Трофим действительно тосковал, и ему было не до хозяйства. Полгода, проведенные без Нади, были в его жизни самым черным временем. Трудно сказать, что в Наде так влекло его. Была ли это юношеская, безрассудная, впервые поднявшаяся в нем страсть, от которой, несмотря на все, он не мог пока отрешиться, или щемило его огромное растравленное самолюбие? Как бы ни было, а Надю он все еще любил гнетущей злой любовью, и конца этой любви не видно было.
Летом, зная о том, что Латаный, его дружок, служит в том же полку, где и Надя, Трофим послал ему письмо и как бы вскользь, между прочим, шутливо спросил: как, мол, там моя благоверная, все еще прыгает? Видно, в глубине души он все еще таил несбыточные надежды: авось между Надей и Федором произойдет размолвка, авось с Федором что-нибудь случится… Но ответ Латаного вряд ли принес ему хоть каплю успокоения. Он написал Трофиму, что-де благоверная твоя ничего, милосердствует; ухлыстывают-де за ней тут даже их благородия господа офицеры, но она, мол, держит себя строго и, окромя Федора, знать никого не хочет.
Об отношениях Петра Васильевича к старшему сыну Сергею, фронтовому офицеру, напоминавшему мать не только сухой, костлявой наружностью, но и больше всего характером, неровным, вспыльчивым и в то же время податливым, — о теперешних отношениях к нему старика Абанкина говорить пока рано, так как приехал-то Сергей всего лишь неделю назад. За годы войны дома он ни разу не побывал, и внезапное его появление в хуторе именно теперь было большим событием. По какому случаю он приехал и надолго ли — ни от него самого, ни от кого-либо другого из семьи Абанкиных добиться люди не могли. Говорили, что, мол, приехал в отпуск — и все тут. Но спустя время в хуторе все же стало известно, что не в отпуск Сергей приехал, а просто-напросто убежал из части; что после незадачливого похода на столицу армии Крымова, в какую входил и Сергеев полк, а главным образом после Октябрьского переворота, офицер Абанкин, командовавший сотней, рассорился с сотенным казачьим ревкомом и с казаками, с которыми он и до этого не очень-то дружил, бросил под Питером подразделение и, спасая шкуру, удрал.
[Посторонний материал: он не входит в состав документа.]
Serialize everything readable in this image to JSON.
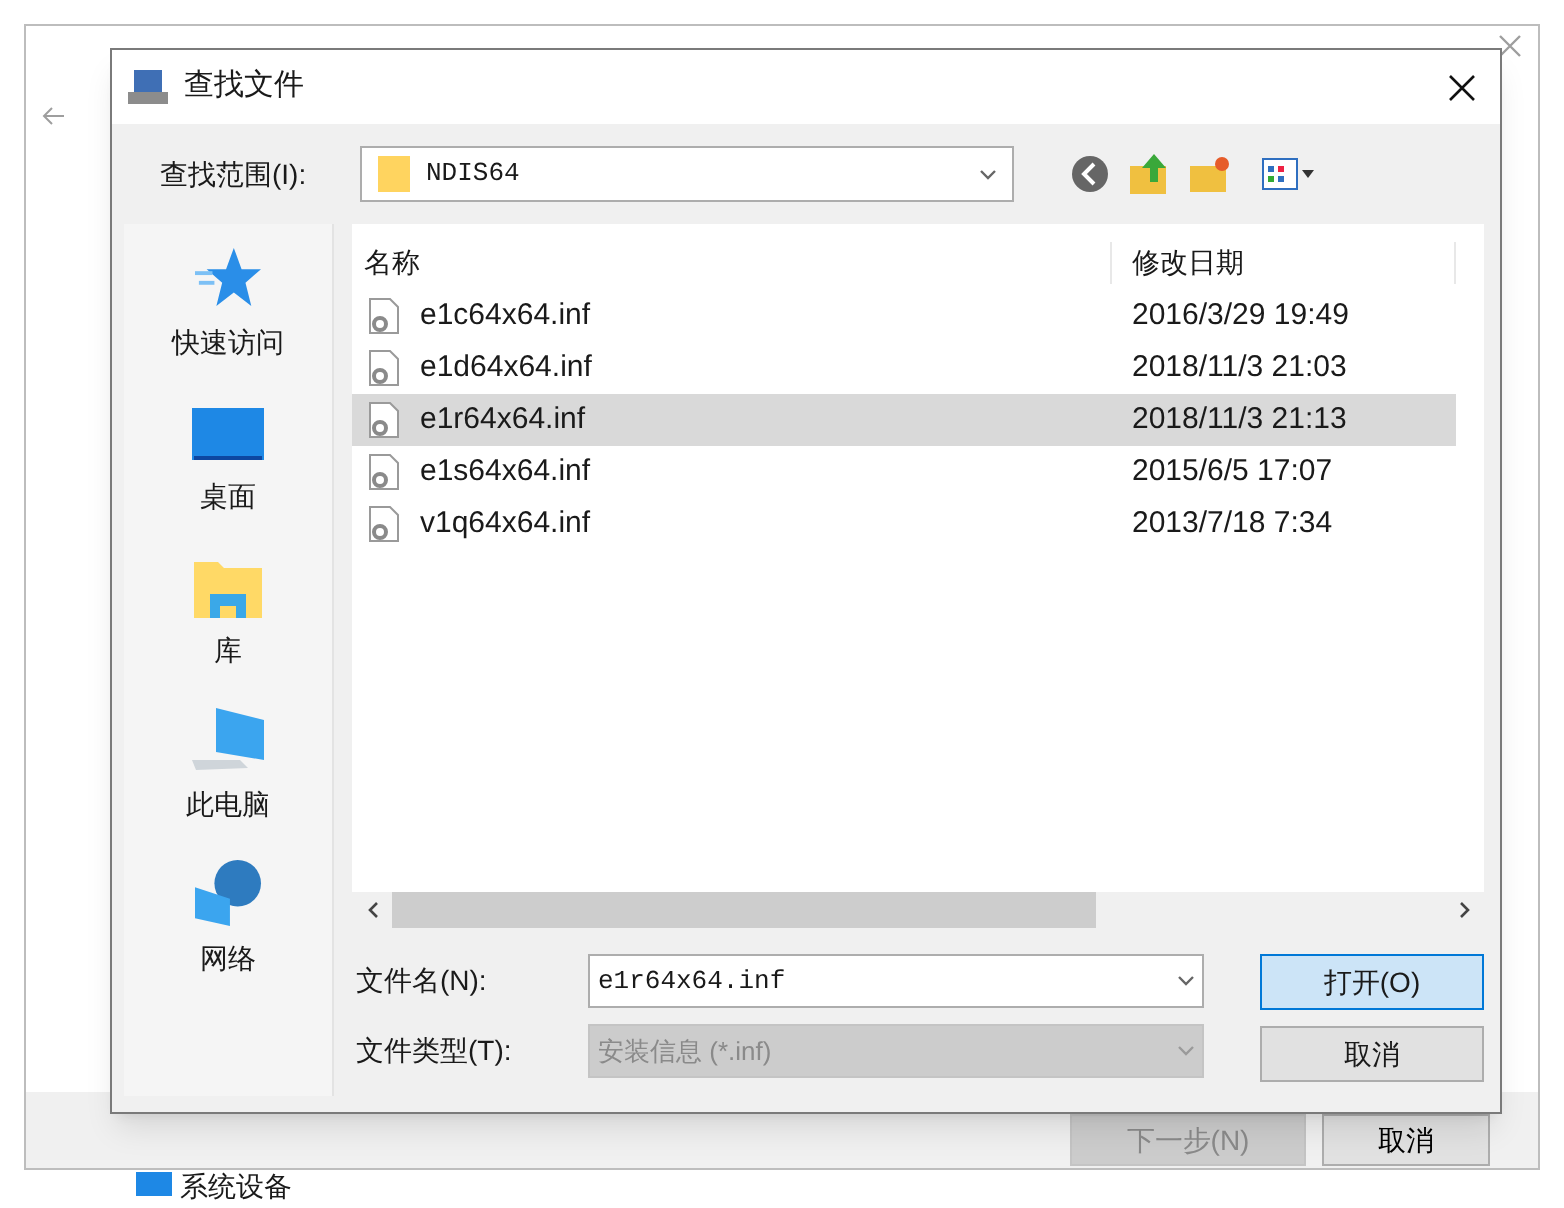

Никогда Сергей не отличался усердием к хозяйству, чем в свое время принес родителю немало горьких минут. Учился он в высшеначальном училище, в Филоновской станице. Окончив, хотел было перейти в Урюпинское реальное, но на экзамене на букве «ять» срезался, с тех пор и в ученые не попал и от хозяйства отбился. Если, бывало, что и делал по хозяйству, так спустя рукава, нехотя, лишь бы отвести отцовский гнев. Не проявил он никакого интереса к хозяйству и теперь. Целыми днями сидел у окна, чистил разнообразные мундштуки, набивал табаком гильзы и при случае, по перенятой от кого-то манере, презрительно топырил нижнюю губу, подпирая ее изнутри языком. При этом его стриженные по-английски усики табачного цвета резко перекашивались, отчего все лицо его, длинное, тонкое и обычно довольно приятное, становилось уродливым.
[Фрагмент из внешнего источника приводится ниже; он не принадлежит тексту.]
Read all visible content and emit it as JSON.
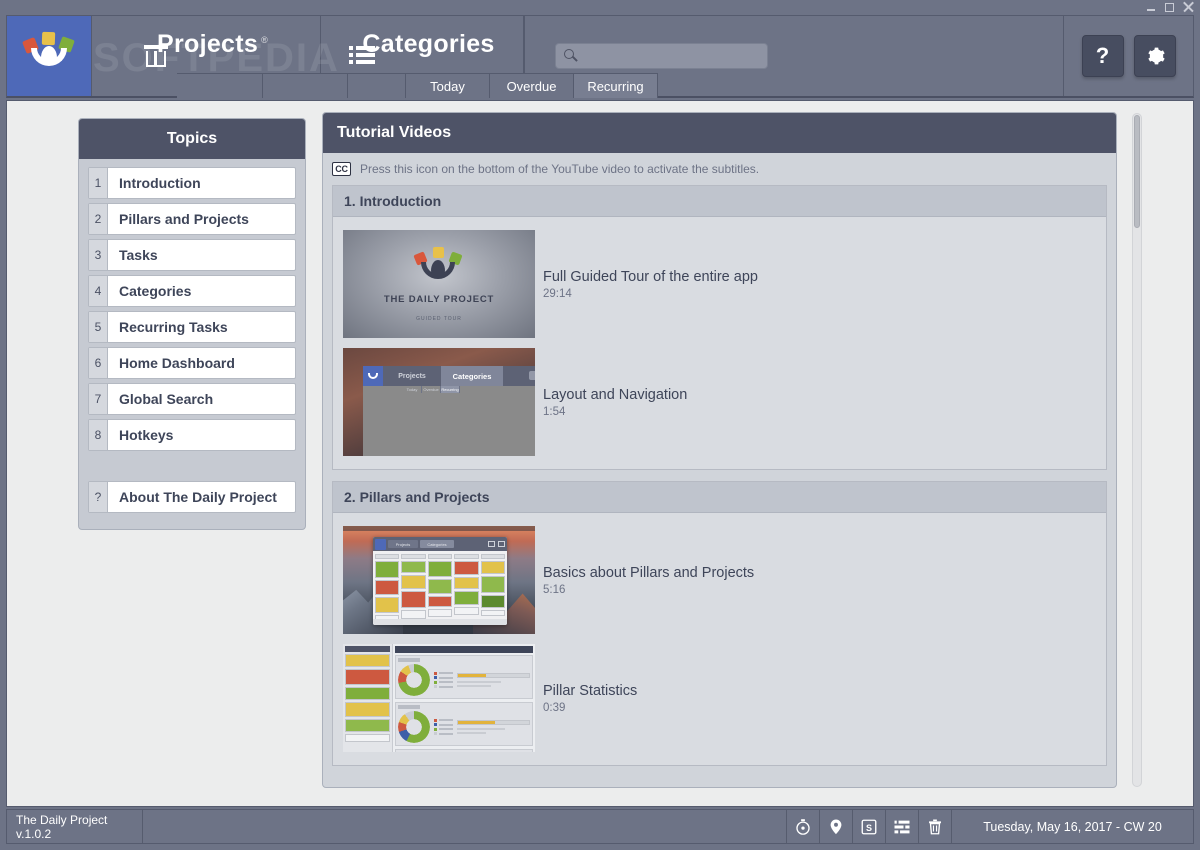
{
  "window": {
    "minimize_label": "minimize",
    "maximize_label": "maximize",
    "close_label": "close",
    "watermark": "SOFTPEDIA"
  },
  "header": {
    "logo_name": "the-daily-project-logo",
    "nav": [
      {
        "label": "Projects",
        "icon": "projects-icon",
        "registered_mark": "®"
      },
      {
        "label": "Categories",
        "icon": "categories-list-icon",
        "registered_mark": ""
      }
    ],
    "subtabs": [
      {
        "label": "Today",
        "active": false
      },
      {
        "label": "Overdue",
        "active": false
      },
      {
        "label": "Recurring",
        "active": true
      }
    ],
    "search": {
      "value": "",
      "placeholder": "",
      "icon": "search-icon"
    },
    "buttons": [
      {
        "label": "?",
        "name": "help-button"
      },
      {
        "label": "",
        "name": "settings-gear-button"
      }
    ]
  },
  "sidebar": {
    "title": "Topics",
    "items": [
      {
        "num": "1",
        "label": "Introduction"
      },
      {
        "num": "2",
        "label": "Pillars and Projects"
      },
      {
        "num": "3",
        "label": "Tasks"
      },
      {
        "num": "4",
        "label": "Categories"
      },
      {
        "num": "5",
        "label": "Recurring Tasks"
      },
      {
        "num": "6",
        "label": "Home Dashboard"
      },
      {
        "num": "7",
        "label": "Global Search"
      },
      {
        "num": "8",
        "label": "Hotkeys"
      }
    ],
    "about": {
      "num": "?",
      "label": "About The Daily Project"
    }
  },
  "main": {
    "title": "Tutorial Videos",
    "cc_icon_text": "CC",
    "cc_note": "Press this icon on the bottom of the YouTube video to activate the subtitles.",
    "sections": [
      {
        "title": "1. Introduction",
        "videos": [
          {
            "title": "Full Guided Tour of the entire app",
            "duration": "29:14",
            "thumb": "logo-splash"
          },
          {
            "title": "Layout and Navigation",
            "duration": "1:54",
            "thumb": "app-window"
          }
        ]
      },
      {
        "title": "2. Pillars and Projects",
        "videos": [
          {
            "title": "Basics about Pillars and Projects",
            "duration": "5:16",
            "thumb": "mac-kanban"
          },
          {
            "title": "Pillar Statistics",
            "duration": "0:39",
            "thumb": "statistics"
          }
        ]
      }
    ],
    "thumb_text": {
      "splash_title": "THE DAILY PROJECT",
      "splash_subtitle": "GUIDED TOUR",
      "app_tab1": "Projects",
      "app_tab2": "Categories",
      "app_sub1": "Today",
      "app_sub2": "Overdue",
      "app_sub3": "Recurring"
    }
  },
  "statusbar": {
    "version": "The Daily Project v.1.0.2",
    "icons": [
      {
        "name": "timer-icon"
      },
      {
        "name": "location-pin-icon"
      },
      {
        "name": "s-box-icon",
        "label": "S"
      },
      {
        "name": "list-settings-icon"
      },
      {
        "name": "trash-icon"
      }
    ],
    "date": "Tuesday, May 16, 2017 - CW 20"
  },
  "colors": {
    "window_chrome": "#6d7386",
    "header_dark": "#4e5367",
    "accent_blue": "#4e69b8",
    "panel_bg": "#d0d4da",
    "body_bg": "#eceded",
    "logo_red": "#d9573c",
    "logo_yellow": "#e8c14a",
    "logo_green": "#7fae3b"
  }
}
Пробыв в хуторе какую-нибудь неделю и не найдя себе по нраву дела, он захандрил и начал поговаривать о своем отъезде. Правда, поговаривать об отъезде он начал не только потому, что хуторские будни ему оказались в тягость. Главная причина, по его словам, была в том, что сидеть в такое время на печи и ждать, пока тебя, голенького, оттуда стащат, неумно; надо-де защищать и себя и область от надвигавшихся испытаний. И он собирался ехать в Новочеркасск, где генерал Алексеев уже группировал офицеров и юнкеров, сколачивал из них добровольческие отряды.
Но Петр Васильевич к этому намерению сына отнесся неодобрительно.
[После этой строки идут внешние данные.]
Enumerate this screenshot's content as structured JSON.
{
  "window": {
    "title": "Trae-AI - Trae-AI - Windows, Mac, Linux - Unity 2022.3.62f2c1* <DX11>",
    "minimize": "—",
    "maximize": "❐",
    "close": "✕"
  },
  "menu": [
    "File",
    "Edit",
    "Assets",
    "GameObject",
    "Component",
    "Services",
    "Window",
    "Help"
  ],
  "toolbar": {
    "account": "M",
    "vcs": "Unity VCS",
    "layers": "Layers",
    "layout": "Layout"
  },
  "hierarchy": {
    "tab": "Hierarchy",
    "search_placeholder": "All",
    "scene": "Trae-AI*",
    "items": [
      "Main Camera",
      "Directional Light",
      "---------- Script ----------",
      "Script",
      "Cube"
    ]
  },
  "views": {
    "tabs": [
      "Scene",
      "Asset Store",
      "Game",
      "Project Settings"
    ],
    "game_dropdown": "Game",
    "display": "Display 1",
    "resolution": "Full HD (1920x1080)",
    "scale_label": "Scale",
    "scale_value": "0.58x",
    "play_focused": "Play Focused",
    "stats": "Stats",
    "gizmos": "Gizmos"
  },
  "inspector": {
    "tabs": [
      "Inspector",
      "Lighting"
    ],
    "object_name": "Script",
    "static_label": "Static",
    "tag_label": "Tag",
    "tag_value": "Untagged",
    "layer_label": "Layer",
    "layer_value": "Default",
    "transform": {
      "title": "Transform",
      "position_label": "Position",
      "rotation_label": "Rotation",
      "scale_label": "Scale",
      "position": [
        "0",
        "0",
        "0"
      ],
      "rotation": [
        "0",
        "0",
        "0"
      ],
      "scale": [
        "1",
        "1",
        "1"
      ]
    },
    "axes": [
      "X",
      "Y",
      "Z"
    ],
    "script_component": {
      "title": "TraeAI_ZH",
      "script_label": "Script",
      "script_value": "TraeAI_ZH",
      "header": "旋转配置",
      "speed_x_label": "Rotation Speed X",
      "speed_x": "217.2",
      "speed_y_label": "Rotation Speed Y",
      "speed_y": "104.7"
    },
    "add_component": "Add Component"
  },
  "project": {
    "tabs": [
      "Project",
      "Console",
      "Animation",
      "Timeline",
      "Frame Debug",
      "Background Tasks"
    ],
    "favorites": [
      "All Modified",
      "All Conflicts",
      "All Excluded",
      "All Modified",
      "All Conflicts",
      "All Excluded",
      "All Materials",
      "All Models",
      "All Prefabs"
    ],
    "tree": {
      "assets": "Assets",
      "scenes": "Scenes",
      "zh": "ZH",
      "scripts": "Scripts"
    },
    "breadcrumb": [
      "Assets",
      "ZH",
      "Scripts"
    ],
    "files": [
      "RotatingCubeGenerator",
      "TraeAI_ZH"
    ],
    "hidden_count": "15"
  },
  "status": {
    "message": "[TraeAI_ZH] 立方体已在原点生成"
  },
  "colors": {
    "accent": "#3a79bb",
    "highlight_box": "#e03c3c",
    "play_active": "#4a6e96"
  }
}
— Защищать область — это хорошо, надо, — сказал он, — но знычт то ни токма, сперва надо подумать о своей рубашке, она ближе к телу. Ты поедешь защищать там кого-то, а тут батьку и собственное имущество некому будет защитить. Лучше б обождать пока, осмотреться.
Сергей подумал и отложил отъезд.
Петр Васильевич последнее время не только днем не находил себе места, но и ночью. Лежа на толстой пуховой перине рядом с Наумовной, он до зорьки не смыкал глаз, ворочался, кряхтел, и то и дело задевал старуху то локтем, то коленкой.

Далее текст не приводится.